Ce jeudi après-midi, coronavirus oblige, les personnes venues chercher des provisions au local de l’association patientent dans la cour, sur des chaises en plastique, avant de venir une par une charger leurs cabas de pâtes, d’huile mais aussi de yaourts ou de fruits et légumes qu’elles choisissent auprès de bénévoles masqués, parfois protégés par une visière.

– « Tout s’est écroulé » –

Chaque famille a droit à un colis par mois, un coup de pouce bienvenu, notamment pour celles qui bénéficient habituellement des tarifs sociaux de la cantine et doivent nourrir leurs enfants tous les midis depuis la fermeture des écoles.

« Nous avons eu 141% de nouveaux dossiers entre le 15 mars et le 15 mai », dénombre Amandine Grieneisen, chargée de développement au Secours populaire du Haut-Rhin, qui n’avait « jamais vu » un tel afflux de personnes dans le besoin en cinq ans de travail à Mulhouse.

Avec 60 nouveaux venus, le nombre des étudiants épaulés par l’antenne mulhousienne de l’association a doublé, mais les familles et personnes isolées ont aussi poussé sa porte en masse.

Le Secours populaire a également vu revenir des gens qu’il ne suivait plus depuis un an ou deux et qui ont replongé, victimes de la paralysie de l’économie.

« Des intérimaires, des personnes qui travaillent dans l’hôtellerie ou la restauration, des femmes de chambre… tous ces petits jobs déjà précaires mais qui arrivaient à peu près à s’en sortir et ont été impactés en premier », note Sophie Palpacuer, secrétaire générale pour le Haut-Rhin.
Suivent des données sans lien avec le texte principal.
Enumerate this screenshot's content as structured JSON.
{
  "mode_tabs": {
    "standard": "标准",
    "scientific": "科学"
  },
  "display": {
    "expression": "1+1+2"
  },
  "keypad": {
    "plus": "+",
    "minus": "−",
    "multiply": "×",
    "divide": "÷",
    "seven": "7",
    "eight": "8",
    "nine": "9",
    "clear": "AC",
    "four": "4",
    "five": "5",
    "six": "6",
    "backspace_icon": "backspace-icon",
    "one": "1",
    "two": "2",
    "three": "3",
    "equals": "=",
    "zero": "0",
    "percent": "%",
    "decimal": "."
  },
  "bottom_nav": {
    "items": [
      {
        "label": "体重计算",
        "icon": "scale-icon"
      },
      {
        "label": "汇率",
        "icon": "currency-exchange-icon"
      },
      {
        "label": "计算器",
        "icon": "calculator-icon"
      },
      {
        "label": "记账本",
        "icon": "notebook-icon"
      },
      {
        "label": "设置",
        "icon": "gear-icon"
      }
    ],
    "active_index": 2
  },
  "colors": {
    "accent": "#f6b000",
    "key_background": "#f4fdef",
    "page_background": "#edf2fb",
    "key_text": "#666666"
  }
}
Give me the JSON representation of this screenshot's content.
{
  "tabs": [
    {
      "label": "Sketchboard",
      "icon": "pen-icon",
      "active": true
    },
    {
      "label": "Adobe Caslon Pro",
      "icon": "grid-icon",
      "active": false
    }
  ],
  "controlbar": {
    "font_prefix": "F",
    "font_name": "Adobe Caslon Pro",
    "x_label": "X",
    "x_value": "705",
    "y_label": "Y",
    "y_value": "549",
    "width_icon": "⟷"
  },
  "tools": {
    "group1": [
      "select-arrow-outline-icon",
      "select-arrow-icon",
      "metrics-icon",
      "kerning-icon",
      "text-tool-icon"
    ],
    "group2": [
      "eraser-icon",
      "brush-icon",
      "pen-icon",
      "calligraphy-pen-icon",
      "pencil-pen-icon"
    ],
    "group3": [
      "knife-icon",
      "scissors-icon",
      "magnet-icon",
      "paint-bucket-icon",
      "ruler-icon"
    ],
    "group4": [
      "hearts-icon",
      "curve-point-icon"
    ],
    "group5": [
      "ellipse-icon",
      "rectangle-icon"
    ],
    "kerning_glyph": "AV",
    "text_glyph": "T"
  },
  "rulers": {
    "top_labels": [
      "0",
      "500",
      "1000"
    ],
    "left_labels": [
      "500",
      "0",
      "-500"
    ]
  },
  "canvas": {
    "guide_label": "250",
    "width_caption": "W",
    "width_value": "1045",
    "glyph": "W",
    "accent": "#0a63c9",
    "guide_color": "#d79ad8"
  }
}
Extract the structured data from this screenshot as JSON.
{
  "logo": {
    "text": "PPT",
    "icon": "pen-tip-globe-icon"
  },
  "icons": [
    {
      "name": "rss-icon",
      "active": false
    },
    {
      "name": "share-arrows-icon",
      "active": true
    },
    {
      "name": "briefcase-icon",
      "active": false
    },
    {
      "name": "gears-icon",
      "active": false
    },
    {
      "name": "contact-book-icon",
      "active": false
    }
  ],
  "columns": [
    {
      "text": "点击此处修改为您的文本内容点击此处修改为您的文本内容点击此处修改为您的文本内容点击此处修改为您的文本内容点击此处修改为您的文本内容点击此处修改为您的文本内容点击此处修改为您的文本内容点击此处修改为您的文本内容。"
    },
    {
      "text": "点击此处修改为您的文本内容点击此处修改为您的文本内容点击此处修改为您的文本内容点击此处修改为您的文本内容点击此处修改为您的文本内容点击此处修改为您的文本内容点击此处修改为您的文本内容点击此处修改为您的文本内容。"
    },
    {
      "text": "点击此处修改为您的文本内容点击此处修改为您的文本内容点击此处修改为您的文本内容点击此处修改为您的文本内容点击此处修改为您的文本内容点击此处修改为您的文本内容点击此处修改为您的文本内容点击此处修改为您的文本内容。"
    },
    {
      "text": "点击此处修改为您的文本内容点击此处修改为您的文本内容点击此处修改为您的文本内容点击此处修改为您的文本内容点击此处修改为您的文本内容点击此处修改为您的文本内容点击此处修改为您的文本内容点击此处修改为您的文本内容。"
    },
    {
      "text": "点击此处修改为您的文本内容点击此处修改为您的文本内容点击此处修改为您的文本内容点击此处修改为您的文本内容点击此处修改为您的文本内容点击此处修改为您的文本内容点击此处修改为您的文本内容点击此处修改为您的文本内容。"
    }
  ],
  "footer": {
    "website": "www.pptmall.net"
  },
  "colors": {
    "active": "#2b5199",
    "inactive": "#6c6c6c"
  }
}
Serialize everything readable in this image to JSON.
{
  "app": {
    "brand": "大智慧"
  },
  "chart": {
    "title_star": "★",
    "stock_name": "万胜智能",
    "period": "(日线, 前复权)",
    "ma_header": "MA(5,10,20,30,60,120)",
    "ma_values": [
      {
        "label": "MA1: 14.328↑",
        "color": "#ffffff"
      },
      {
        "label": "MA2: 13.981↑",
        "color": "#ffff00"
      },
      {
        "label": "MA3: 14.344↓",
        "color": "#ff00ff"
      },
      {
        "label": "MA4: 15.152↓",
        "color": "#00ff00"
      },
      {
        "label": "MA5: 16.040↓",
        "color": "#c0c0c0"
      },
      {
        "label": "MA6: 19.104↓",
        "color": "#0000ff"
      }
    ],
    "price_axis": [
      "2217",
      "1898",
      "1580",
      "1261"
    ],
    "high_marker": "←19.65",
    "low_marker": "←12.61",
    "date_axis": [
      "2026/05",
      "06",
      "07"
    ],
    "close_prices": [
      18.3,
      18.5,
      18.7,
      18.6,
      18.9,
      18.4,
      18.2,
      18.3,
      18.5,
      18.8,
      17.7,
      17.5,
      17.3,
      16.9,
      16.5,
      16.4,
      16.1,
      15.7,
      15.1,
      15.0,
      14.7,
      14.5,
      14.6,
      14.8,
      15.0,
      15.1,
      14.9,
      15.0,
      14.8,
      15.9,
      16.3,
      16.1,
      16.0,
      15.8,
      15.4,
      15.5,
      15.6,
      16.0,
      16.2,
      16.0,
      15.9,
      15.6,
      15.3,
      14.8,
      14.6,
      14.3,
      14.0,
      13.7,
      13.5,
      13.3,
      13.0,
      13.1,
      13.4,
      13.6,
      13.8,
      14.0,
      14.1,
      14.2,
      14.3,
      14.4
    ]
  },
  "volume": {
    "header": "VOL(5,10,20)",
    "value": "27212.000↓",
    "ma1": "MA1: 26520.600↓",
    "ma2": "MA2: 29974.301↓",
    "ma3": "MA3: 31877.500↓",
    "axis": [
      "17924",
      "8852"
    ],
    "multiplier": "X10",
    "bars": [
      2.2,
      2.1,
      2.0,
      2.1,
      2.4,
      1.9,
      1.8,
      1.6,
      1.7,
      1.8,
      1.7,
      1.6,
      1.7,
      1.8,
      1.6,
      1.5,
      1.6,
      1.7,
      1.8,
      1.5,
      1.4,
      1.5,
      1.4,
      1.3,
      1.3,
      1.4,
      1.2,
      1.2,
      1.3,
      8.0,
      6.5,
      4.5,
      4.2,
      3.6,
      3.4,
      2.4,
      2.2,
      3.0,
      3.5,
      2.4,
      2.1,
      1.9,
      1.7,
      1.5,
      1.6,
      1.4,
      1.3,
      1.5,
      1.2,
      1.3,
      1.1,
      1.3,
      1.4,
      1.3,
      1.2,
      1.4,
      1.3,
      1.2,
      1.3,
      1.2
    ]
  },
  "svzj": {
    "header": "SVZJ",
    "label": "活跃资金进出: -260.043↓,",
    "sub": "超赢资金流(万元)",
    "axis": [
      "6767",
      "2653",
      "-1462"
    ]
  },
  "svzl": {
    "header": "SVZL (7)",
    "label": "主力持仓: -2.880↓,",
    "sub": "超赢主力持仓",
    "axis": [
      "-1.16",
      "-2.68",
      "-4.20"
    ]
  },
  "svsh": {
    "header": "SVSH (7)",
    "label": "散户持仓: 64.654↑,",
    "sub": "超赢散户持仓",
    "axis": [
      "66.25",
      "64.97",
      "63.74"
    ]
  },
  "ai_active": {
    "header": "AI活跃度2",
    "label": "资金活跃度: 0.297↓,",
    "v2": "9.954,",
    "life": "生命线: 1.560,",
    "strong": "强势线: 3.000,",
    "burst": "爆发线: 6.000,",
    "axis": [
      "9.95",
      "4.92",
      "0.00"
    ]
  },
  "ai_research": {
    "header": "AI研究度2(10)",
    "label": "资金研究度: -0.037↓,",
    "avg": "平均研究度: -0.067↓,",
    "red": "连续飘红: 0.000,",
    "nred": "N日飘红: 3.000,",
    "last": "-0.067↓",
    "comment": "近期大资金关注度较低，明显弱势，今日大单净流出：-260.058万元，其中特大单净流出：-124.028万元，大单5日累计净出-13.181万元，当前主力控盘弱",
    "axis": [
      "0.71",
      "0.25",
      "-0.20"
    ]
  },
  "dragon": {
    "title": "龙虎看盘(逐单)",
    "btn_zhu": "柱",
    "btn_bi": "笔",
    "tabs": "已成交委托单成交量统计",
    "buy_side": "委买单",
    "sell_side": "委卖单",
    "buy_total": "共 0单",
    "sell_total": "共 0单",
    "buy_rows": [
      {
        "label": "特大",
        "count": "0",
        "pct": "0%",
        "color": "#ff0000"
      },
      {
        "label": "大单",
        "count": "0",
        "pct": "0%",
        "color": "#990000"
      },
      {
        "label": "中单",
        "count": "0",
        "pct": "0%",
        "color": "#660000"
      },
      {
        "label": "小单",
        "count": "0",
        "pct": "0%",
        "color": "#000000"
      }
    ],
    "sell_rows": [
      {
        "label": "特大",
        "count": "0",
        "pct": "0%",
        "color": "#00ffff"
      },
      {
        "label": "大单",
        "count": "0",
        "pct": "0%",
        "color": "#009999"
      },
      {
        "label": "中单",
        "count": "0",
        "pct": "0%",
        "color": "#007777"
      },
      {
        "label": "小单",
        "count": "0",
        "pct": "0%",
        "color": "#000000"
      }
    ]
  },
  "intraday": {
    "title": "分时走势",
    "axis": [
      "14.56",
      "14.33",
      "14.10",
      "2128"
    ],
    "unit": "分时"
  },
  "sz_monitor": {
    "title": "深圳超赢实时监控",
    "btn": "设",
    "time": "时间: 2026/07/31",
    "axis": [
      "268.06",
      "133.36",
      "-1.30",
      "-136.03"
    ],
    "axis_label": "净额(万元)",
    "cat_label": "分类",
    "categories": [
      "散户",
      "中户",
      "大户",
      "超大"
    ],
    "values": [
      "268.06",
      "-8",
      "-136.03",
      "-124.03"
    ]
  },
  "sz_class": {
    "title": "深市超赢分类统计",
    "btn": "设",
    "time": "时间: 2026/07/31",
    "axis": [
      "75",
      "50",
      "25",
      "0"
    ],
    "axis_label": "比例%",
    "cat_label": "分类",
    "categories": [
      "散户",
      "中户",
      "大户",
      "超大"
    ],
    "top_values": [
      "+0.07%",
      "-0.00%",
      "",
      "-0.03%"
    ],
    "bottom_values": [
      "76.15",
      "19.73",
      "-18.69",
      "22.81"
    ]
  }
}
Dans la cour baignée de soleil, Vitalii, qui oeuvre habituellement dans le nettoyage ou le déménagement mais n’a pas travaillé depuis mars et n’a pas accumulé assez d’heures pour ouvrir des droits au chômage, voisine avec Laïla, qui pourrait faire le ménage dans une maison de retraite mais n’a pas de solution de garde pour sa fille de 6 ans.

Beaucoup de familles roms, qui ne venaient pas auparavant, sont aussi au rendez-vous. « Les femmes faisaient la manche, les hommes avaient des petits boulots, elles font partie des gens pour qui tout s’est écroulé » avec le confinement, constate Amandine Grieneisen.

– Situations dramatiques en cascade –

Bénévoles et salariés ne voient pas la tendance s’inverser depuis que le confinement est levé mais craignent au contraire des situations dramatiques en cascade au mois de juillet, avec la fin de la trêve hivernale.

A Strasbourg, à la fédération d’associations Crésus, engagée dans la lutte contre le surendettement, la juriste Pauline Dujardin redoute « une vague ou une montagne vers l’automne, liée aux éventuels licenciements économiques ».

Crésus est confronté à une augmentation des appels depuis la fin du confinement de saisonniers ou d’auto-entrepreneurs « qui arrivaient à joindre les deux bouts avec des heures supplémentaires ou un travail complémentaire » mais ont perdu pied.

Fin mai, l’Union nationale des associations familiales (Unaf) rappelait qu’en 2019, avant ce printemps passé sous l’ombre du coronavirus, 5 millions de ménages, soit 11 millions de personnes, éprouvaient déjà des difficultés à boucler leurs fins de mois en France.